I swim for several minutes in relentless, violent chop.

  Lord Jesus Christ, have mercy on me.

Dark thunderheads loom to the south, their deep reverberations pealing portentously through the air.

Lord Jesus Christ, have mercy on me.

I stay close to the shoreline, watching and listening for signals to stop, indications that I should end or modify the momentum of this prayer.

Lord Jesus Christ, have mercy on me.

For another several minutes I cough and choke and flounder in the frigid tempest.

Lord Jesus Christ, have mercy on me.

Then, as abruptly as it began its stirrings, the wind slackens.

Lord Jesus Christ, have mercy on me.

The waves subside.

Lord Jesus Christ, have mercy on me.

The thunderheads lift up and over the Continental Divide, releasing their fury on the far side of the Garden Wall.

Lord Jesus Christ, have mercy on me.

I take a stroke.

Lord Jesus Christ, have mercy on me.

I breathe.

Lord Jesus Christ, have mercy on me.

I take another stroke.

Lord Jesus Christ, have mercy on me.

A mile later I cross over to the southern shoreline, searching for the outflow to Swiftcurrent Lake.

Lord Jesus Christ, have mercy on me.

I float effortlessly down the narrow stream.

Lord Jesus Christ, have mercy on me.

I drift.

Lord Jesus Christ, have mercy on me.

I spin.

Lord Jesus Christ, have mercy on me.

I swim the last half-mile down shallow Swiftcurrent Lake, the massive facade of Many Glacier Hotel beckoning from the east.

Lord Jesus Christ, have mercy on me.

I pedal through the muddy bottom with my fin-feet and emerge onto the shore.

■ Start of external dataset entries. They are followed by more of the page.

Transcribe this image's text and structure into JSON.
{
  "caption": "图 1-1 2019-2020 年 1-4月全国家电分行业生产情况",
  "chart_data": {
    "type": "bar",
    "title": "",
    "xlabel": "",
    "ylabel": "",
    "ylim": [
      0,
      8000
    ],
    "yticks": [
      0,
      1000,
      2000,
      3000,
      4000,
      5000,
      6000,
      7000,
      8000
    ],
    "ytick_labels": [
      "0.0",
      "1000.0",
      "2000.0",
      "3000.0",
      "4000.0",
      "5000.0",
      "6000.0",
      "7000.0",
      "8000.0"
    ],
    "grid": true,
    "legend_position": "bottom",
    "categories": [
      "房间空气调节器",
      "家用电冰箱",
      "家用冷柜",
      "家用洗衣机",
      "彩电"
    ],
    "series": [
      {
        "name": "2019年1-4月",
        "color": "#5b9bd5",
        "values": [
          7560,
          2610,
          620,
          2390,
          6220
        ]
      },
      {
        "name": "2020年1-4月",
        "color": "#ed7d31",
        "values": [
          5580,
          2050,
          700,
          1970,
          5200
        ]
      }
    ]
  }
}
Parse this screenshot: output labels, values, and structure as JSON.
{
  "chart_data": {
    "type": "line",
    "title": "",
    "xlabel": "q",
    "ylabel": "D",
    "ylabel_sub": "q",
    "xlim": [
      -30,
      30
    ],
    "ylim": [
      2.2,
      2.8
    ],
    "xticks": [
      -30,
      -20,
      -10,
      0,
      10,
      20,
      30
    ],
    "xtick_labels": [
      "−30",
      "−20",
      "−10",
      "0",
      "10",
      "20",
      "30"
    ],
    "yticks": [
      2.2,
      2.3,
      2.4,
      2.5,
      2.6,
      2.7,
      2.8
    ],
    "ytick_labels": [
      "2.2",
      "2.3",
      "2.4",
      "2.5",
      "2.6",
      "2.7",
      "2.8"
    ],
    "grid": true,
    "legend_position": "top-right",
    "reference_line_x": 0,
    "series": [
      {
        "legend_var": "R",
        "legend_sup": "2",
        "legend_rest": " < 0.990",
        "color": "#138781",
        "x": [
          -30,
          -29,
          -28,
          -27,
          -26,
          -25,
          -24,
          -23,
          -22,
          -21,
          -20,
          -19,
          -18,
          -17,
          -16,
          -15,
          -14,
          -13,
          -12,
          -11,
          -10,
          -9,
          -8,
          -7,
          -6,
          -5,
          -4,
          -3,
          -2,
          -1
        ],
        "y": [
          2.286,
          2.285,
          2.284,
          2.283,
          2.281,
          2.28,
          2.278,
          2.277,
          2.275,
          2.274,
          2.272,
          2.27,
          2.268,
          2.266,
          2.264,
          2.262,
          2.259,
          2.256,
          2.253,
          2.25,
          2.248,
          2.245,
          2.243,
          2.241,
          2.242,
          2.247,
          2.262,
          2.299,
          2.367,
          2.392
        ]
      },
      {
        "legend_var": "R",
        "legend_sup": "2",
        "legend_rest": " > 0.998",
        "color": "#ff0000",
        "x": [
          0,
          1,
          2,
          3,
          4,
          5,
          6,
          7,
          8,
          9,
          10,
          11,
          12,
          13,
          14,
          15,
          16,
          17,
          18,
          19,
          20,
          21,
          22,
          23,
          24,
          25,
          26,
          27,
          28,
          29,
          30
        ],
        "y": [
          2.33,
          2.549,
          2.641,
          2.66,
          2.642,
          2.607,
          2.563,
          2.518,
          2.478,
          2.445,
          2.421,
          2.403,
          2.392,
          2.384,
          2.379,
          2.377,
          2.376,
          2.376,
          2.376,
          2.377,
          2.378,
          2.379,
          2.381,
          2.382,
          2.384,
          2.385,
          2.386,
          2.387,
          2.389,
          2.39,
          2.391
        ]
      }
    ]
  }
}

Lord Jesus Christ, have mercy on me.

Jaimey is waiting on the dock with a cup of hot tea.

Lord Jesus Christ, have mercy on me.

I take a sip.

Lord Jesus Christ, have mercy on me.

The dome of clouds above us fractures into snakes of light. Explosions of thunder shake the valley walls.

Lord Jesus Christ, have mercy on me.

And the rain falls through sluices in the sky.

Amen.

Swiftcurrent Lake, Glacier National Park, Photo by Jaimey Hamilton-Faris

The swim, in its many dimensions, was a collaboration with landscape, with the elements, with weather, with the flux of a place, with the lines of my two best friends—Lizzy and Jaimey—as we paralleled, braided, diverged, crossed, entangled and disentangled from one another within the prayer we were creating. And isn't this knotting of lines what we call love? 

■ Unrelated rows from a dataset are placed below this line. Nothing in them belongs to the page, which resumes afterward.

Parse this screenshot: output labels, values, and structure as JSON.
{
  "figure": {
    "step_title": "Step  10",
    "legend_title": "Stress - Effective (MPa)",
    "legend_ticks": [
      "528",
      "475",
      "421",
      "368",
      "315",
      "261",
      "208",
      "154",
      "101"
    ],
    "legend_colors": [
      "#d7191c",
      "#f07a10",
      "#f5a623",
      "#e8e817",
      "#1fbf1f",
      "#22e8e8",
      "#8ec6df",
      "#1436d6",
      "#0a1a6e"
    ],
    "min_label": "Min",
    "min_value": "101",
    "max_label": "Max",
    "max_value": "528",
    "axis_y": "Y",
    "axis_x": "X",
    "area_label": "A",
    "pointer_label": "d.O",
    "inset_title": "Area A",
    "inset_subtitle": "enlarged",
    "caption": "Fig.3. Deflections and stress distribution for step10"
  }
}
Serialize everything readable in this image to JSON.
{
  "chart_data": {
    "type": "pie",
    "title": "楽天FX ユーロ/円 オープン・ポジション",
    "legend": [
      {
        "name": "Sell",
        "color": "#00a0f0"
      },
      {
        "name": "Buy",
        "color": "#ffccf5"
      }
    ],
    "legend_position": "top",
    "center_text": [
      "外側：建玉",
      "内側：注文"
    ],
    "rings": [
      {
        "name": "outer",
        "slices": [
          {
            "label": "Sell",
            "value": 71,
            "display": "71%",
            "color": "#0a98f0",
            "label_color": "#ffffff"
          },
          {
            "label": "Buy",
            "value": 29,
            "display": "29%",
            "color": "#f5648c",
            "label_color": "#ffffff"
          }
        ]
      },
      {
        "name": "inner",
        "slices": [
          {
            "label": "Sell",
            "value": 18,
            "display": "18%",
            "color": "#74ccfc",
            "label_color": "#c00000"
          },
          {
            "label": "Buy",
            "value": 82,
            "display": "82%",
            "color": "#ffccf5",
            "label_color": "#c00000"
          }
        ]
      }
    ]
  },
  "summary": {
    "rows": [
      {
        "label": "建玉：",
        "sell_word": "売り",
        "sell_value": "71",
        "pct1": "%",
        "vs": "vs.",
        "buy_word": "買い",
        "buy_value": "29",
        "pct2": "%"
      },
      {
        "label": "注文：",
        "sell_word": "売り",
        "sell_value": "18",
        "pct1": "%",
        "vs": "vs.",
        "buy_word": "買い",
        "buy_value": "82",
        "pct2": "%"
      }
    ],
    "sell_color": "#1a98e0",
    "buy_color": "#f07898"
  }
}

This embodiment of prayer became a passage out of all that had held me back. It became a physical act of letting go, of releasing the weight of the past, of authoring myself out of my own heartbreak. It became a gesture of transforming obstacles, of making room for vitality. It became a softening of the fear of my own potential to exist in perpetual openness and creativity. It became an impulse towards acceptance, trust, and fluid way-finding. It was a thrust towards faith and hope in the possibility of joy. It became, in its pith, a recommitment to life. 

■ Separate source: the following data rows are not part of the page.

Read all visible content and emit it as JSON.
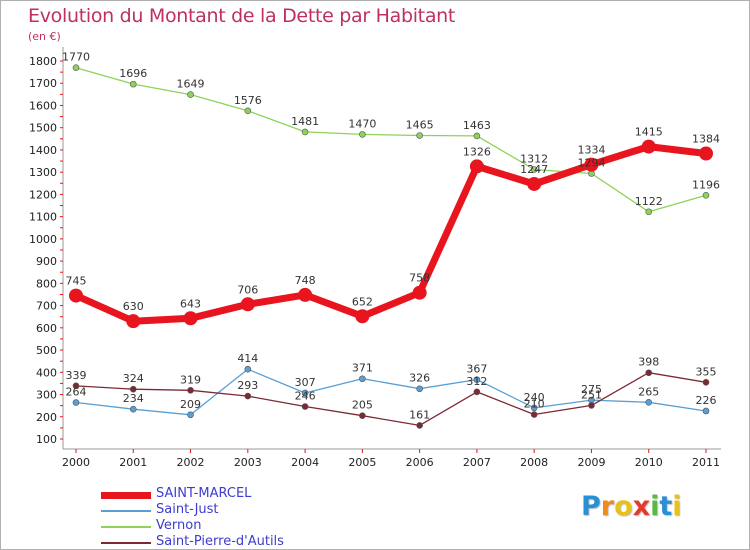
{
  "chart_data": {
    "type": "line",
    "title": "Evolution du Montant de la Dette par Habitant",
    "subtitle": "(en €)",
    "xlabel": "",
    "ylabel": "",
    "categories": [
      "2000",
      "2001",
      "2002",
      "2003",
      "2004",
      "2005",
      "2006",
      "2007",
      "2008",
      "2009",
      "2010",
      "2011"
    ],
    "ylim": [
      100,
      1800
    ],
    "yticks": [
      100,
      200,
      300,
      400,
      500,
      600,
      700,
      800,
      900,
      1000,
      1100,
      1200,
      1300,
      1400,
      1500,
      1600,
      1700,
      1800
    ],
    "grid": false,
    "legend_position": "bottom-left",
    "series": [
      {
        "name": "SAINT-MARCEL",
        "color": "#e8141e",
        "values": [
          745,
          630,
          643,
          706,
          748,
          652,
          758,
          1326,
          1247,
          1334,
          1415,
          1384
        ]
      },
      {
        "name": "Saint-Just",
        "color": "#5a9fd4",
        "values": [
          264,
          234,
          209,
          414,
          307,
          371,
          326,
          367,
          240,
          275,
          265,
          226
        ]
      },
      {
        "name": "Vernon",
        "color": "#8fd25a",
        "values": [
          1770,
          1696,
          1649,
          1576,
          1481,
          1470,
          1465,
          1463,
          1312,
          1294,
          1122,
          1196
        ]
      },
      {
        "name": "Saint-Pierre-d'Autils",
        "color": "#7b2a34",
        "values": [
          339,
          324,
          319,
          293,
          246,
          205,
          161,
          312,
          210,
          251,
          398,
          355
        ]
      }
    ]
  },
  "logo": {
    "letters": [
      "P",
      "r",
      "o",
      "x",
      "i",
      "t",
      "i"
    ],
    "colors": [
      "#2b8fd6",
      "#f08a1c",
      "#e8c21a",
      "#e23a2c",
      "#58b947",
      "#2b8fd6",
      "#e8c21a"
    ]
  }
}
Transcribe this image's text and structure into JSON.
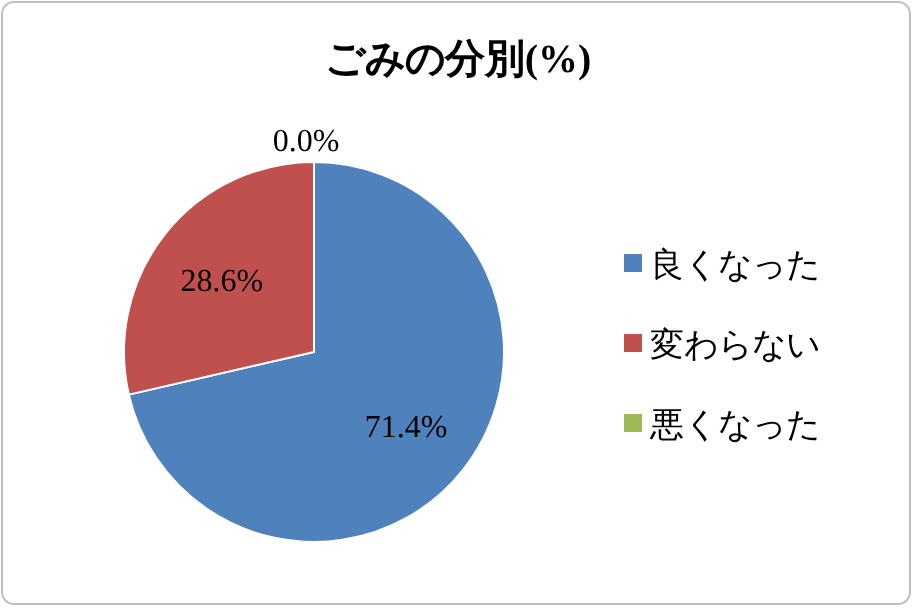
{
  "chart_data": {
    "type": "pie",
    "title": "ごみの分別(%)",
    "categories": [
      "良くなった",
      "変わらない",
      "悪くなった"
    ],
    "values": [
      71.4,
      28.6,
      0.0
    ],
    "colors": [
      "#4f81bd",
      "#c0504d",
      "#9bbb59"
    ],
    "value_labels": [
      "71.4%",
      "28.6%",
      "0.0%"
    ],
    "legend": "right"
  }
}
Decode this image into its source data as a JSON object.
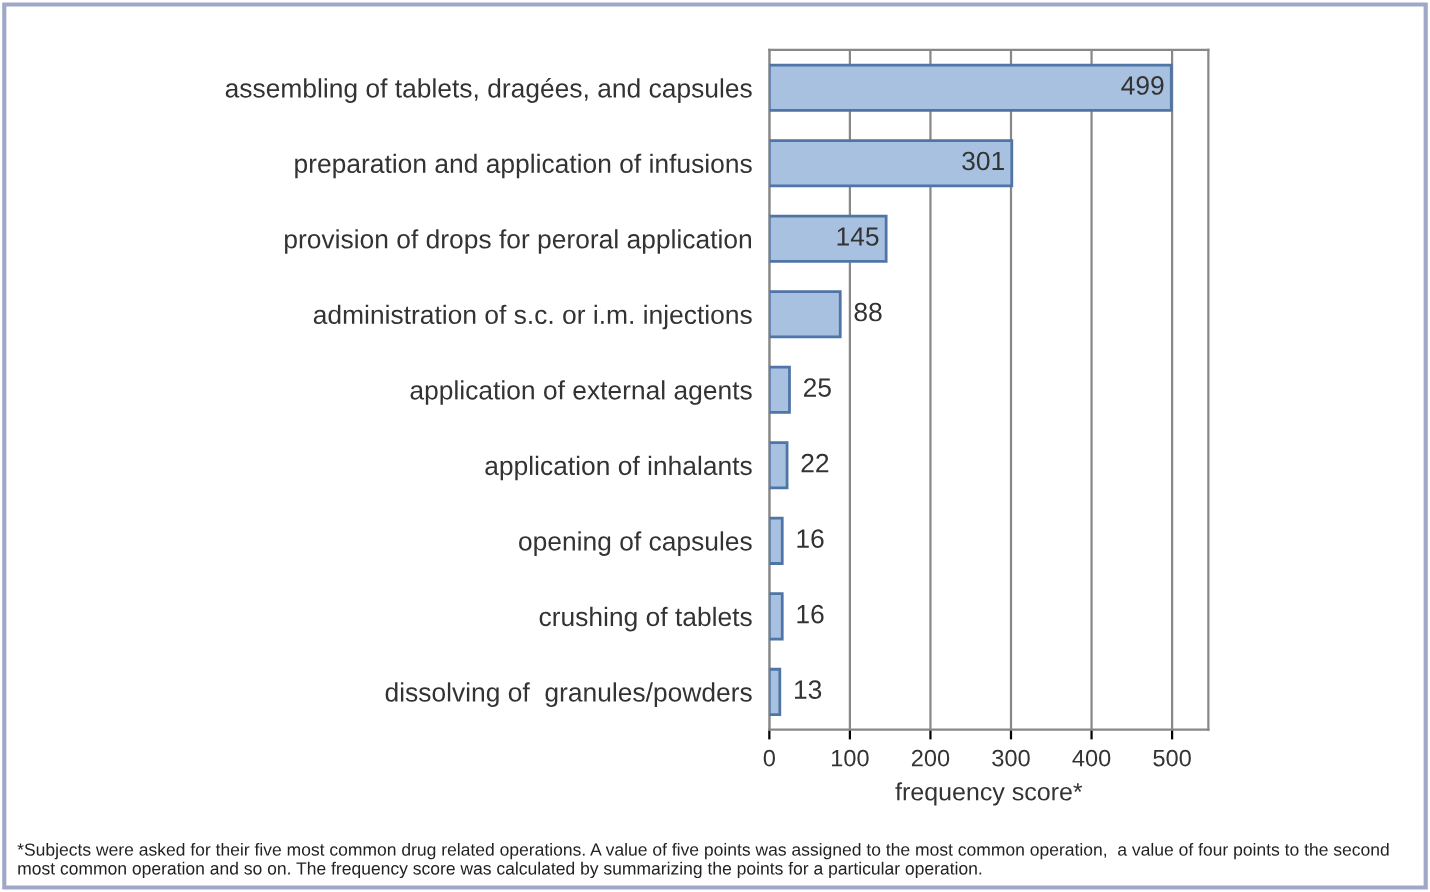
{
  "chart_data": {
    "type": "bar",
    "orientation": "horizontal",
    "xlabel": "frequency score*",
    "categories": [
      "assembling of tablets, dragées, and capsules",
      "preparation and application of infusions",
      "provision of drops for peroral application",
      "administration of s.c. or i.m. injections",
      "application of external agents",
      "application of inhalants",
      "opening of capsules",
      "crushing of tablets",
      "dissolving of  granules/powders"
    ],
    "values": [
      499,
      301,
      145,
      88,
      25,
      22,
      16,
      16,
      13
    ],
    "color": "#a9c1e0",
    "data_labels": true,
    "xlim": [
      0,
      545
    ],
    "xticks": [
      0,
      100,
      200,
      300,
      400,
      500
    ],
    "grid": "x",
    "annotations": [
      "*Subjects were asked for their five most common drug related operations. A value of five points was assigned to the most common operation,  a value of four points to the second most common operation and so on. The frequency score was calculated by summarizing the points for a particular operation."
    ]
  }
}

Swimming my way through all of that icy milk-water, I could not hear the voices of my brother and mother, as I sometimes hear them now, as I heard them in life. Rather, I heard them as part of a full and sonorous melding of voices, a chorus of vibrations harmonizing into what wasn't a melody but only sound. Through the volume of it all I couldn't even hear my own voice. I could only move, flow, pray my way down the valley one lake, one recitation of the mantra, one step or stroke or moment of being carried at a time. I could hold no thought in my mind other than the prayer, and no feeling in my heart other than the overwhelming power of being exactly where I was, of knowing everything that had brought me to this place and to this moment, and of simply being allowed to be there. 

I extend my deepest thanks and appreciation to Glacier National Park and the National Park Service for supporting my residency, an experience that not only changed my life, but brought me home to it.